# Kato Cross Over



## Thorsdad (Dec 21, 2011)

Hi Guy's 

Can anyone tell me if a Kato double cross over will work with Bachman EZ track.

Thanks


----------



## Big Ed (Jun 16, 2009)

Thorsdad said:


> Hi Guy's
> 
> Can anyone tell me if a Kato double cross over will work with Bachman EZ track.
> 
> Thanks


Thorsdad........I though someone would know?
I guess not?
Do you have any hobby stores close by?

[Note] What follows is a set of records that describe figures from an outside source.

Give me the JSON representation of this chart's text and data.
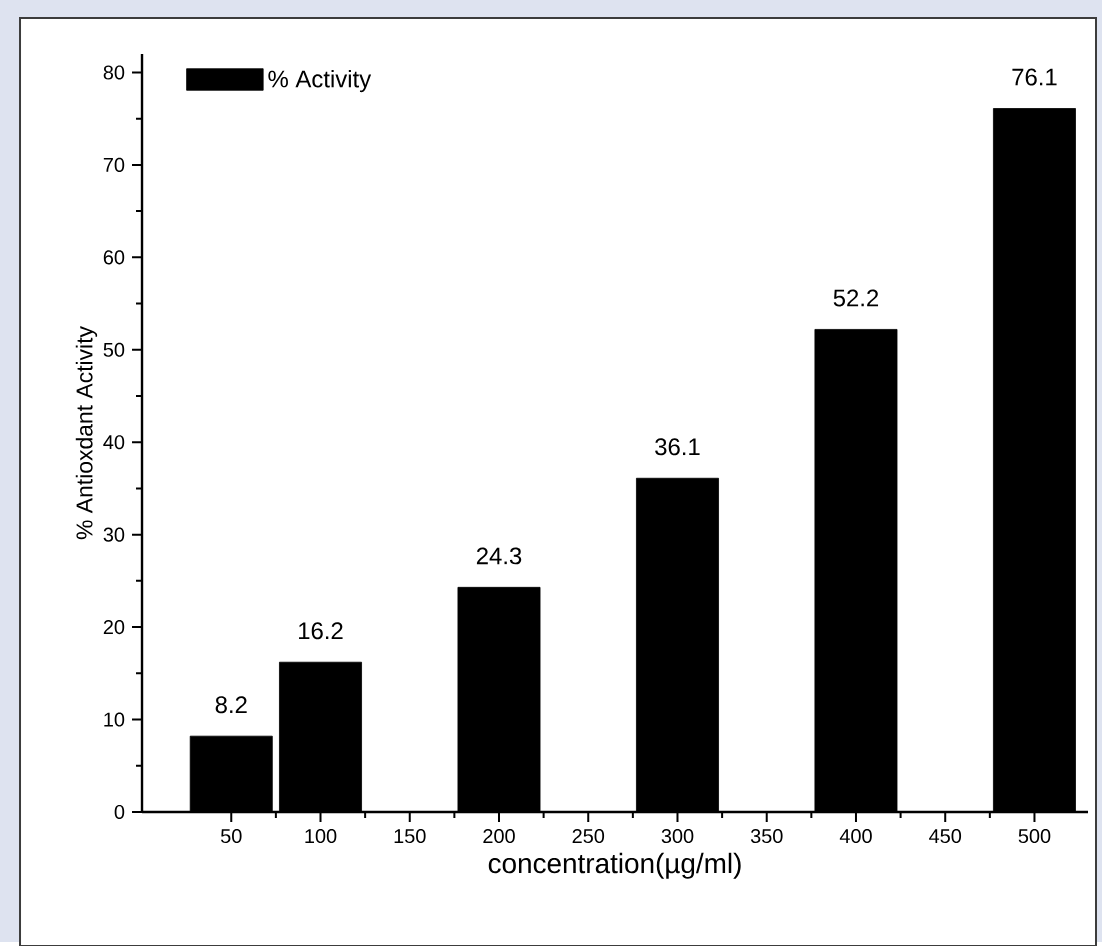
{
  "chart_data": {
    "type": "bar",
    "xlabel": "concentration(µg/ml)",
    "ylabel": "% Antioxdant Activity",
    "x": [
      50,
      100,
      200,
      300,
      400,
      500
    ],
    "series": [
      {
        "name": "% Activity",
        "color": "#000000",
        "values": [
          8.2,
          16.2,
          24.3,
          36.1,
          52.2,
          76.1
        ]
      }
    ],
    "xlim": [
      0,
      530
    ],
    "xticks": [
      50,
      100,
      150,
      200,
      250,
      300,
      350,
      400,
      450,
      500
    ],
    "ylim": [
      0,
      82
    ],
    "yticks": [
      0,
      10,
      20,
      30,
      40,
      50,
      60,
      70,
      80
    ],
    "data_labels": true,
    "legend": "top left",
    "grid": false
  }
}
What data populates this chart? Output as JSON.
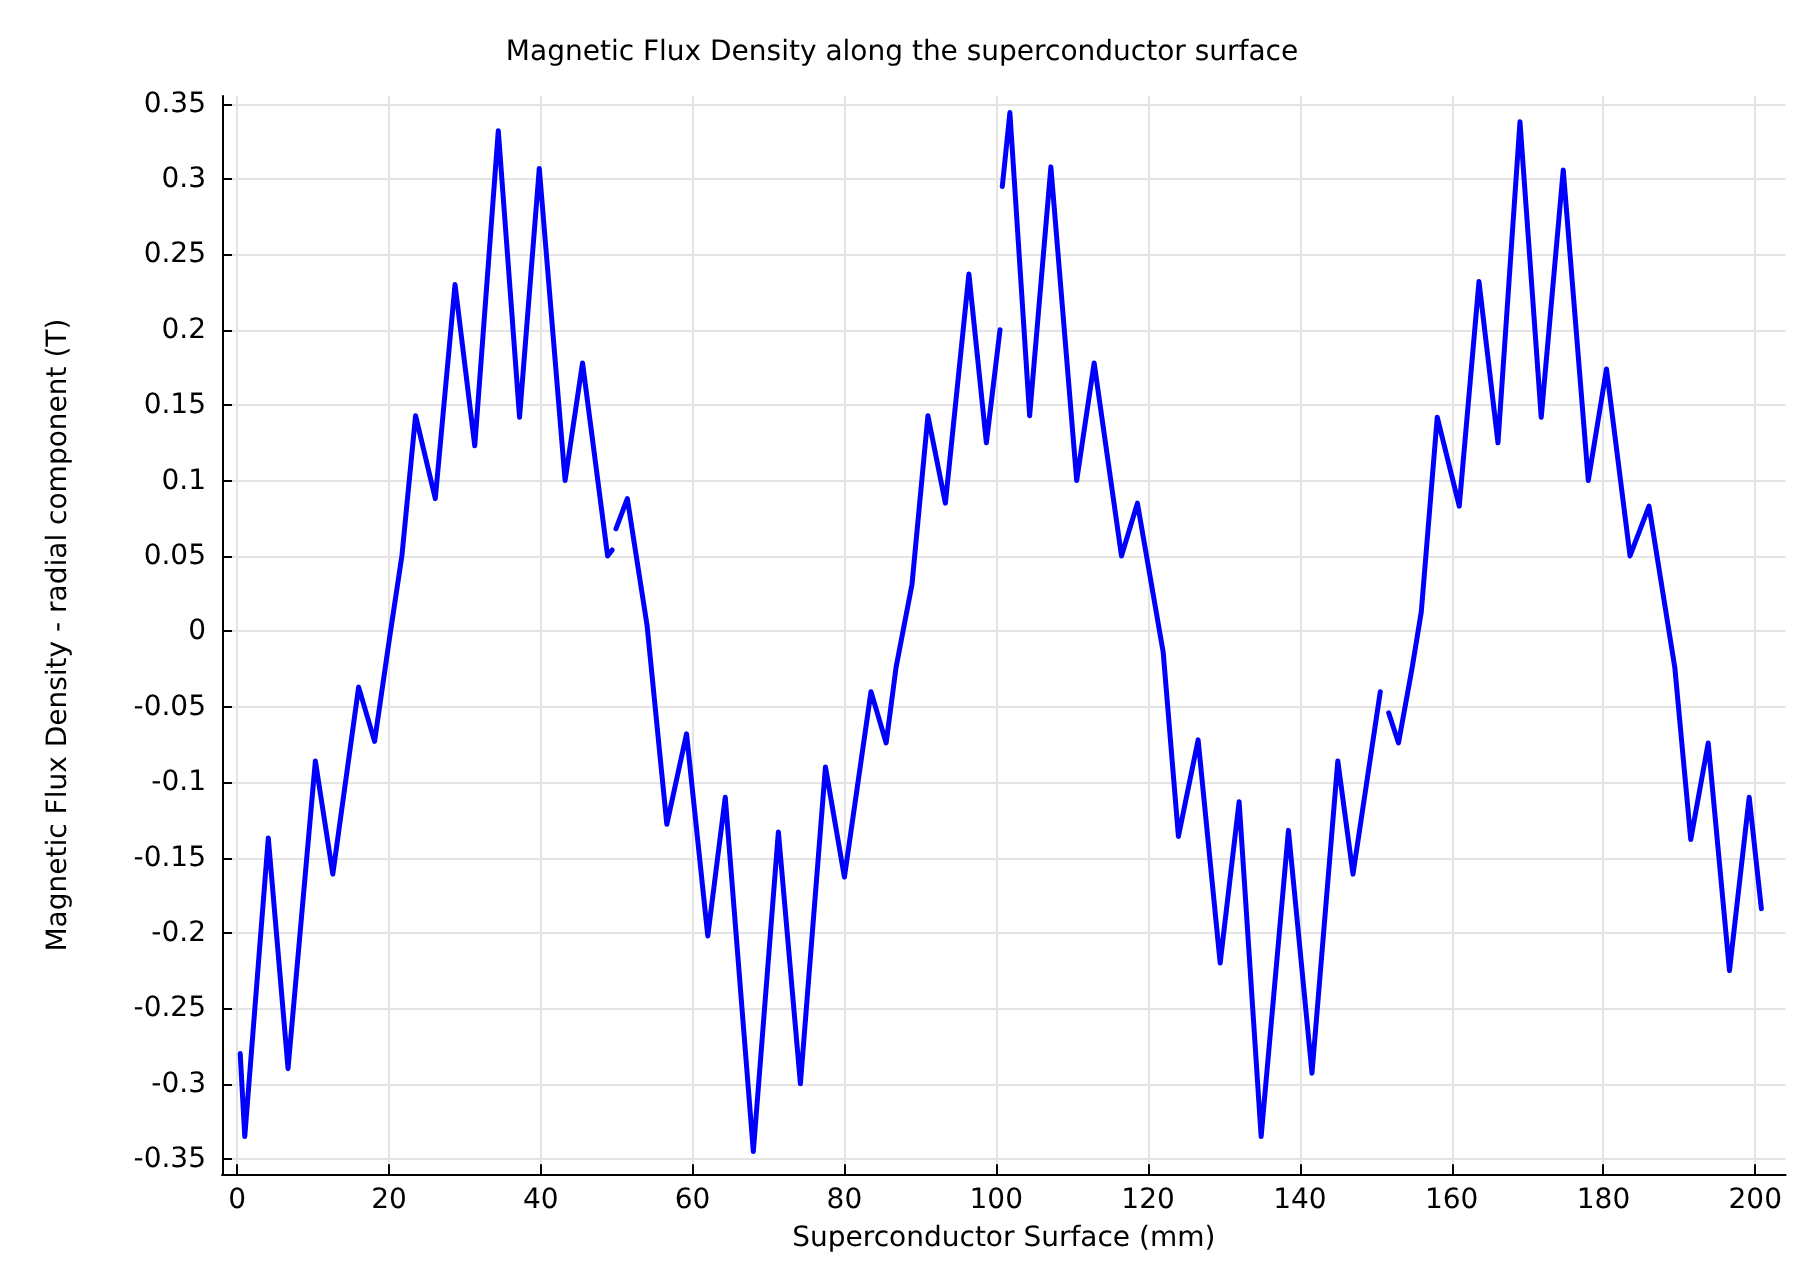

Go and compare them?

I am searching the net as I type, but not getting any answers there either.


----------



## Big Ed (Jun 16, 2009)

Thorsdad, I went to another site for N that I am on and asked the question.

I got a short answer,

"No they are not compatible".

Too bad you didn't have all Kato track, I don't have any but a lot recommend it.


----------



## Thorsdad (Dec 21, 2011)

Thanks Ed

Bachman has a right and left cross over but the Kato is both in one, and the price is half the Bachman. I think I will use the EZ for my Trolley.


----------



## Big Ed (Jun 16, 2009)

This just in some more answers,

1.....Remove unijoiners from Kato track, remove the fugly connector from EZtrack and then use Code 80 rail joiners, they should mate well.


2......G is right. You may have to shim the Kato or EZ track. I don't know if the roadbed is the same height. They will connect with code 80 rail joiners as G said.


3.....Sorry but it will not. But then maybe I'm wrong. The Kato double crossovers are not cheap. I paid over 50 bucks for mine.


Maybe some more will answer stayed tuned.


----------



## Big Ed (Jun 16, 2009)

Another answer, I guess you can mate them as explained,

No, Bachmann don't make a DXO. Yes you can mate the Unitrack one up as G-man has explained. 
To the "They are expensive" crowd, what would you expect to pay for 4 motorised turnouts and a X'ing? I think they are extremely good value for money! Compare them to the Peco DXO which doesn't come with the motors.


----------